The error is happening in the defaultRow..., segment.

This will be easier to see if you don’t use a macro. A function seems like a better fit.

2 Likes

This whole thing was a mess. I got it all to work,

Might look at

1 Like

Is metaprograming different than macros?

I’d say macros are a prominent kind of metaprogramming (there are other kinds). Generated functions are another (though often created using macros).

I can see where that is useful. I think I can do almost everything with a macro, and I want to get that figured out first. The problem I’m having now, is entering the name of an array or a DataFrame column as a string.

To be clear, my point is that macros are almost always unnecessary and create confusion. I think this is an example of that: unless I’m misunderstanding your goal, there is no need to use a macro here, and you shouldn’t use one. A function (defined with function) would be fine.

3 Likes

Here (in this thread, out of 3) we get the defaultRow shown, which I was missing in the other thread and which I asked for. With this information, I can try to help perhaps a step further.

I understand it like, defaultRow holds the default information, which should be pushed into the DataFrame, if only parts of the new row is given. With that, defaultRow should be possible to be pushed, even if no information is given:

julia> push!(spreadsheet,defaultRow)
ERROR: ArgumentError: `push!` does not allow passing collections of type DataFrame to be pushed into a DataFrame. Only `Tuple`, `AbstractArray`, `AbstractDict`, `DataFrameRow` and `NamedTuple` are allowed.

From this the answer is clear: not a DataFrame can be pushed, only a DataFrameRow.

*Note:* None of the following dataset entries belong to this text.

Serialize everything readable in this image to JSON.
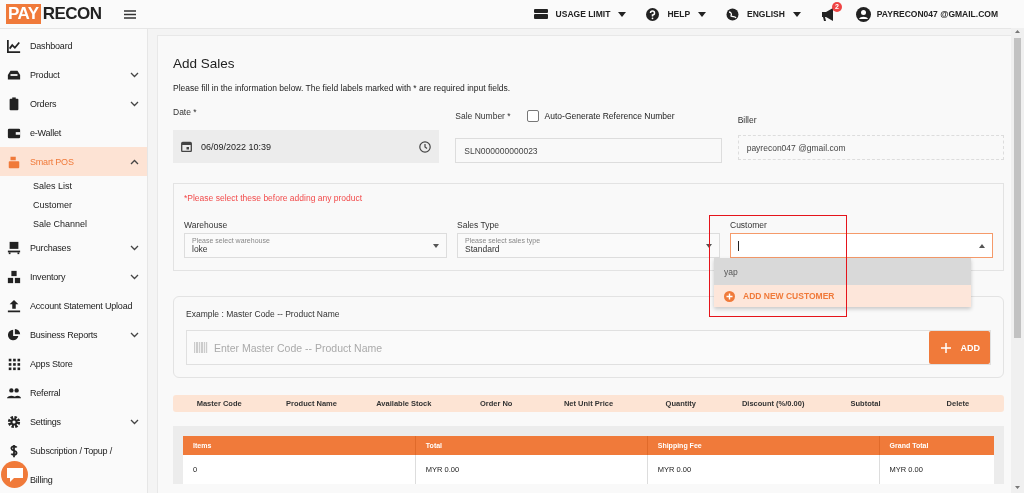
{
  "topbar": {
    "logo_a": "PAY",
    "logo_b": "RECON",
    "menus": [
      {
        "label": "USAGE LIMIT"
      },
      {
        "label": "HELP"
      },
      {
        "label": "ENGLISH"
      }
    ],
    "notification_count": "2",
    "user": "PAYRECON047 @GMAIL.COM"
  },
  "sidebar": {
    "items": [
      {
        "label": "Dashboard",
        "kind": "link",
        "selected": false
      },
      {
        "label": "Product",
        "kind": "group",
        "expanded": false,
        "selected": false
      },
      {
        "label": "Orders",
        "kind": "group",
        "expanded": false,
        "selected": false
      },
      {
        "label": "e-Wallet",
        "kind": "link",
        "selected": false
      },
      {
        "label": "Smart POS",
        "kind": "group",
        "expanded": true,
        "selected": true,
        "children": [
          {
            "label": "Sales List",
            "selected": false
          },
          {
            "label": "Customer",
            "selected": false
          },
          {
            "label": "Sale Channel",
            "selected": false
          }
        ]
      },
      {
        "label": "Purchases",
        "kind": "group",
        "expanded": false,
        "selected": false
      },
      {
        "label": "Inventory",
        "kind": "group",
        "expanded": false,
        "selected": false
      },
      {
        "label": "Account Statement Upload",
        "kind": "link",
        "selected": false
      },
      {
        "label": "Business Reports",
        "kind": "group",
        "expanded": false,
        "selected": false
      },
      {
        "label": "Apps Store",
        "kind": "link",
        "selected": false
      },
      {
        "label": "Referral",
        "kind": "link",
        "selected": false
      },
      {
        "label": "Settings",
        "kind": "group",
        "expanded": false,
        "selected": false
      },
      {
        "label": "Subscription / Topup /",
        "kind": "link",
        "selected": false
      },
      {
        "label": "Billing",
        "kind": "link",
        "selected": false
      }
    ]
  },
  "page": {
    "title": "Add Sales",
    "intro": "Please fill in the information below. The field labels marked with * are required input fields.",
    "date": {
      "label": "Date *",
      "value": "06/09/2022 10:39"
    },
    "sale_number": {
      "label": "Sale Number *",
      "value": "SLN000000000023",
      "auto_generate": {
        "label": "Auto-Generate Reference Number",
        "checked": false
      }
    },
    "biller": {
      "label": "Biller",
      "value": "payrecon047 @gmail.com"
    },
    "notice": "*Please select these before adding any product",
    "selects": [
      {
        "label": "Warehouse",
        "placeholder": "Please select warehouse",
        "value": "loke",
        "focused": false
      },
      {
        "label": "Sales Type",
        "placeholder": "Please select sales type",
        "value": "Standard",
        "focused": false
      },
      {
        "label": "Customer",
        "focused": true
      }
    ],
    "customer_dropdown": {
      "options": [
        {
          "label": "yap",
          "selected": true
        }
      ],
      "add_new": "ADD NEW CUSTOMER"
    },
    "product_search": {
      "hint": "Example : Master Code -- Product Name",
      "placeholder": "Enter Master Code -- Product Name",
      "button": "ADD"
    },
    "item_columns": [
      "Master Code",
      "Product Name",
      "Available Stock",
      "Order No",
      "Net Unit Price",
      "Quantity",
      "Discount (%/0.00)",
      "Subtotal",
      "Delete"
    ],
    "totals": {
      "columns": [
        "Items",
        "Total",
        "Shipping Fee",
        "Grand Total"
      ],
      "row": [
        "0",
        "MYR 0.00",
        "MYR 0.00",
        "MYR 0.00"
      ]
    }
  }
}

So:

julia> push!(spreadsheet,defaultRow[1,:])
┌ Error: Error adding value to column :accounts_reciveable.
ERROR: ArgumentError: column name :accounts_reciveable not found in the data frame; existing most similar names are: :accounts_recivable

Again clear, a typo, fixing that:

defaultRow = (DataFrame(
date=[""],
chequing=[0],
accounts_reciveable=[0],
accounts_payable=[0],
personal=[0],
wages=[0],
rent=[0],
catle_sales=[0],
memo=[""]))

julia> push!(spreadsheet,defaultRow[1,:])
┌ Error: Error adding value to column :cattle_sales.
ERROR: ArgumentError: column name :cattle_sales not found in the data frame; existing most similar names are: :catle_sales

Another one, fixing that too:

defaultRow = (DataFrame(
date=[""],
chequing=[0],
accounts_reciveable=[0],
accounts_payable=[0],
personal=[0],
wages=[0],
rent=[0],
cattle_sales=[0],
memo=[""]))

julia> push!(spreadsheet,defaultRow[1,:])
2×9 DataFrame
...

Does this help?
Two points:

  • To stress the point: macros aren’t the ultimate tool to achieve code reuse, it’s functions which do this.
  • It’s currently not clear, if your problem is solved or not.
1 Like